Sliced Recursive Transformer

TL;DR

The paper introduces Sliced Recursive Transformer (SReT), a parameter-efficient vision transformer that shares weights across layers, improves accuracy, reduces computational costs, and enables scalable deep models with minimal overhead.

Contribution

It proposes a novel weight sharing recursive structure with sliced group self-attentions, enhancing efficiency and scalability of vision transformers without extra parameters.

Findings

Achieves ~2% accuracy gain on ImageNet-1K with recursive weight sharing.

Reduces computational cost by 10-30% using sliced group self-attentions.

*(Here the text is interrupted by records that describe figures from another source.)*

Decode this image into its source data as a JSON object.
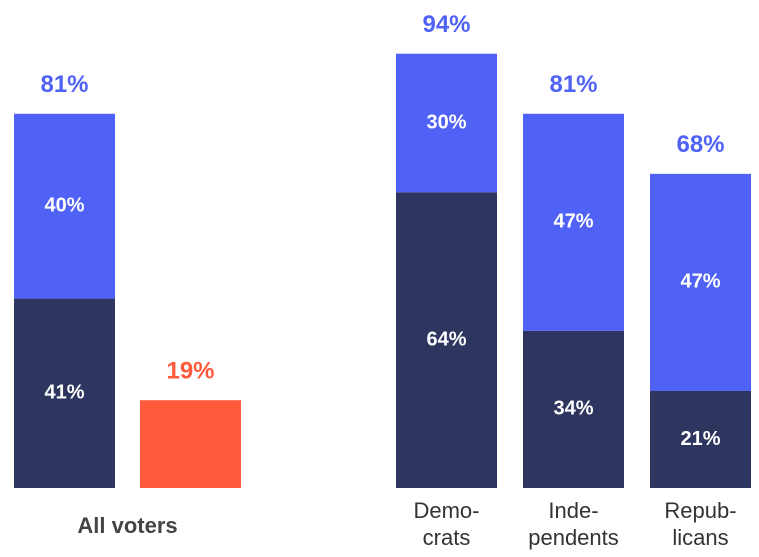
{
  "chart_data": [
    {
      "type": "stacked_bar",
      "x_label": "All voters",
      "categories": [
        null,
        null
      ],
      "series": [
        {
          "color": "#2e3660",
          "values": [
            41,
            null
          ],
          "value_labels": [
            "41%",
            null
          ]
        },
        {
          "color": "#4f62f5",
          "values": [
            40,
            null
          ],
          "value_labels": [
            "40%",
            null
          ]
        },
        {
          "color": "#ff5a3c",
          "values": [
            null,
            19
          ],
          "value_labels": [
            null,
            null
          ]
        }
      ],
      "totals": [
        81,
        19
      ],
      "total_labels": [
        "81%",
        "19%"
      ],
      "ylim": [
        0,
        100
      ]
    },
    {
      "type": "stacked_bar",
      "categories": [
        [
          "Demo-",
          "crats"
        ],
        [
          "Inde-",
          "pendents"
        ],
        [
          "Repub-",
          "licans"
        ]
      ],
      "series": [
        {
          "color": "#2e3660",
          "values": [
            64,
            34,
            21
          ],
          "value_labels": [
            "64%",
            "34%",
            "21%"
          ]
        },
        {
          "color": "#4f62f5",
          "values": [
            30,
            47,
            47
          ],
          "value_labels": [
            "30%",
            "47%",
            "47%"
          ]
        }
      ],
      "totals": [
        94,
        81,
        68
      ],
      "total_labels": [
        "94%",
        "81%",
        "68%"
      ],
      "ylim": [
        0,
        100
      ]
    }
  ]
}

Enables construction of very deep transformers with over 100 shared layers.

Abstract

We present a neat yet effective recursive operation on vision transformers that can improve parameter utilization without involving additional parameters. This is achieved by sharing weights across the depth of transformer networks. The proposed method can obtain a substantial gain (~2%) simply using naive recursive operation, requires no special or sophisticated knowledge for designing principles of networks, and introduces minimal computational overhead to the training procedure. To reduce the additional computation caused by recursive operation while maintaining the superior accuracy, we propose an approximating method through multiple sliced group self-attentions across recursive layers which can reduce the cost consumption by 10~30% with minimal performance loss. We call our model Sliced Recursive Transformer (SReT), a novel and parameter-efficient vision transformer design that is compatible with a broad range of other designs for efficient ViT architectures. Our best model establishes significant improvement on ImageNet-1K over state-of-the-art methods while containing fewer parameters. The proposed weight sharing mechanism by sliced recursion structure allows us to build a transformer with more than 100 or even 1000 shared layers with ease while keeping a compact size (13~15M), to avoid optimization difficulties when the model is too large. The flexible scalability has shown great potential for scaling up models and constructing extremely deep vision transformers. Code is available at https://github.com/szq0214/SReT.